I work for a company and I recently switched from using spreadsheet package to python. Since, I am very new to python there are alot of things that I have difficulty grasping.Using python, I am trying to extract data from a large csv file(37791 rows and 316 columns.) Here is a piece of code I wrote:
Solution 1
import numpy as np
import pandas as pd
df=pd.read_csv=('C:\\Users\\Maxwell\\Desktop\\Test.data.csv',skiprows=1)
data=df.loc[:,['Steps','Parameter']]
This command generates an error,i.e, it gives a DtypeWwarning:columns (0,1,2,3........81) have mixed types. Specify dtype option on import or set low memory= False
So, I found a workaround.
Solution 2
import pandas as pd
import numpy as np
df=pd.read_csv(('C:\\Users\\Maxwell\\Desktop\\Test.data.csv',skiprows=1,error_bad_lines=False, index_col=False, dtype='unicode')

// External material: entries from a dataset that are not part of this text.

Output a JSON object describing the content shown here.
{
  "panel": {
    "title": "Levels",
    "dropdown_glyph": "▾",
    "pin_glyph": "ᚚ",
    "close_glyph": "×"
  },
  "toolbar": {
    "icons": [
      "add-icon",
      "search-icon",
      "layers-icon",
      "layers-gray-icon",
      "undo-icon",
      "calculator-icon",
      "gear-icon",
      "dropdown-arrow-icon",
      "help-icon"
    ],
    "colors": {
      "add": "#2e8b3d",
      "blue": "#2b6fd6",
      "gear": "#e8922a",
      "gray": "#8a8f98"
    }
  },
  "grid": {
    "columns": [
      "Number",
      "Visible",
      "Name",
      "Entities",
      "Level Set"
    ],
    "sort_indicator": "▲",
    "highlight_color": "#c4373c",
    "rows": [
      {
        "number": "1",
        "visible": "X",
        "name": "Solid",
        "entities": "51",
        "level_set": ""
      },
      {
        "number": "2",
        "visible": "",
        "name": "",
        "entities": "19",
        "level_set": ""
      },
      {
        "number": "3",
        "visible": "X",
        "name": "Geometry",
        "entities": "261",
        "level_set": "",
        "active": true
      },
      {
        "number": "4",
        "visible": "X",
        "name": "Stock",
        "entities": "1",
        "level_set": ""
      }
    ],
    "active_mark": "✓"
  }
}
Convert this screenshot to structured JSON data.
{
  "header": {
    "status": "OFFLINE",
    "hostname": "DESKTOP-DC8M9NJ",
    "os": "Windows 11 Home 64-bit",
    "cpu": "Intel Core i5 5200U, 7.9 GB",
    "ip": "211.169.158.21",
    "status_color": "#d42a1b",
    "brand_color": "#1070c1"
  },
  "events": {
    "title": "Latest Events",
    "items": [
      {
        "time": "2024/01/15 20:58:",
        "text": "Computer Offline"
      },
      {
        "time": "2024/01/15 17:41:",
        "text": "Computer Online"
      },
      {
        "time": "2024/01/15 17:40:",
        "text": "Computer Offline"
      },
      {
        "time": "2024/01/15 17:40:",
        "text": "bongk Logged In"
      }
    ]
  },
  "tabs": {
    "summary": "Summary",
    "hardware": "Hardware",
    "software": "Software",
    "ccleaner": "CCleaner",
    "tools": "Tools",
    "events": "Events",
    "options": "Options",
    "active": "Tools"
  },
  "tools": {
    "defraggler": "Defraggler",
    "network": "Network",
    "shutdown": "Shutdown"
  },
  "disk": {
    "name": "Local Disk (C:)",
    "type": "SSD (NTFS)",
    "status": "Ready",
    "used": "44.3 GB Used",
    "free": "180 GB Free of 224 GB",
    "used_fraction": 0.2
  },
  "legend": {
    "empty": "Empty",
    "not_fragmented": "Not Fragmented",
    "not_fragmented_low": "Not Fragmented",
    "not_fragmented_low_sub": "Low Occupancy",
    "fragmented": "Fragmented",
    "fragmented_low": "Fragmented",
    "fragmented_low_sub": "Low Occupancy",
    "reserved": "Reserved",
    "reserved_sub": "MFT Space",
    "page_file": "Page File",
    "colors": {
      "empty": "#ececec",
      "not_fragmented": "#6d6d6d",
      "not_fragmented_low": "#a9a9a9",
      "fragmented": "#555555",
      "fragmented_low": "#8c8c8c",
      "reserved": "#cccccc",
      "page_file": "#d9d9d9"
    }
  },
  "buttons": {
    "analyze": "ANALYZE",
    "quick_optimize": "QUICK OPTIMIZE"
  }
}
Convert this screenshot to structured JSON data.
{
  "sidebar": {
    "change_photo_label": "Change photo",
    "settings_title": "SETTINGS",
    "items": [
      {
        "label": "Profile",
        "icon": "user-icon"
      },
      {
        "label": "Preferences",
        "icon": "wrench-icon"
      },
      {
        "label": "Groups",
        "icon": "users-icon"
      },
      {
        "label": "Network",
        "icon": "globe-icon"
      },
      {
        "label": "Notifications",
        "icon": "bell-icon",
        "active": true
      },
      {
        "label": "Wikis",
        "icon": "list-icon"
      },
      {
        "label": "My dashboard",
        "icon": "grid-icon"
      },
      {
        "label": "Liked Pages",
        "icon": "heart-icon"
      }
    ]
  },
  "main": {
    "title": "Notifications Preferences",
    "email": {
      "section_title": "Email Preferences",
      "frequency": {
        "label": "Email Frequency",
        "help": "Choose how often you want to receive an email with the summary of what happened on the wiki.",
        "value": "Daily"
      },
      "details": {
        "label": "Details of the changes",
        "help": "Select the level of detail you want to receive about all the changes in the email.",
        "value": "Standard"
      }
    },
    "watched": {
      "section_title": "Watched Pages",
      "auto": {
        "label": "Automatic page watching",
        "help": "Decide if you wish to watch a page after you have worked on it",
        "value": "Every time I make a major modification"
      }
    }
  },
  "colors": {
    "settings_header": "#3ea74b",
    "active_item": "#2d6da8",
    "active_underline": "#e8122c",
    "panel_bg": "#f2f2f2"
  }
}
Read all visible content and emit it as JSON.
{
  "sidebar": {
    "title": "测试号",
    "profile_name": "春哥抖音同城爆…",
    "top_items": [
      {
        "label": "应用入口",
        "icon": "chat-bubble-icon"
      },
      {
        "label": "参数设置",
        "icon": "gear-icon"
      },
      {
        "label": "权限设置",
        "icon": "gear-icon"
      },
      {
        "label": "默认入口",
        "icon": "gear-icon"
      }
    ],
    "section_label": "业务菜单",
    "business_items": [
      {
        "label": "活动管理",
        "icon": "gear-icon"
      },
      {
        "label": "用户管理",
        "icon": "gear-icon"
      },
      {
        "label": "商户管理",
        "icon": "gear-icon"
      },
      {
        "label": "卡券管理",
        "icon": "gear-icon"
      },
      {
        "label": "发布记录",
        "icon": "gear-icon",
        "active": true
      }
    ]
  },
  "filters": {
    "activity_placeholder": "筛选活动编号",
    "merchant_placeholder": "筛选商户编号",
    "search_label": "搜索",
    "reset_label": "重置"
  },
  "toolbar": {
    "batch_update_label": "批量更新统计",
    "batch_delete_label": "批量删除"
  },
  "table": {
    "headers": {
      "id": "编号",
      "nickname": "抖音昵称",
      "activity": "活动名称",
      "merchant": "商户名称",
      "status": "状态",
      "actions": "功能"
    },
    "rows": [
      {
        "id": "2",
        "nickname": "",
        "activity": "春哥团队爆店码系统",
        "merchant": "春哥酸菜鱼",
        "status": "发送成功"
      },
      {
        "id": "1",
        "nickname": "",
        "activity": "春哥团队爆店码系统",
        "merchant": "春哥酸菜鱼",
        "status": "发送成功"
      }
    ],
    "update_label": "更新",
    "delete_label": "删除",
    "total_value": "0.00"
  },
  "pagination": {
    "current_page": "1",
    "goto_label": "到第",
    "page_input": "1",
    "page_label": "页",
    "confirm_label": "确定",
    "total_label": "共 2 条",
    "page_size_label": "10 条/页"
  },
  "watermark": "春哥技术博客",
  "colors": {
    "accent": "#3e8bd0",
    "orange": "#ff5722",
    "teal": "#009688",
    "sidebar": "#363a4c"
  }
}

data=df.loc[:,['Steps','Parameter']]
Two questions:
i)I was able to get around the error, but now the columns that I want(Steps & Parameter)have been converted to objects(probably due to the dtype='unicode' command). How can I convert Steps column into an integer type and parameter into a float.
ii) Some people say that dtype warning isn't really an error. But, I found out that when I use Solution 1 and read the csv file. The Steps column contains some floats.The original csv file doesn't have any floats in Steps column. It looks as if, some floats have been placed by python itself!! Why does this happen?
(I am not able to upload the original csv file, because my company doesn't allow it!)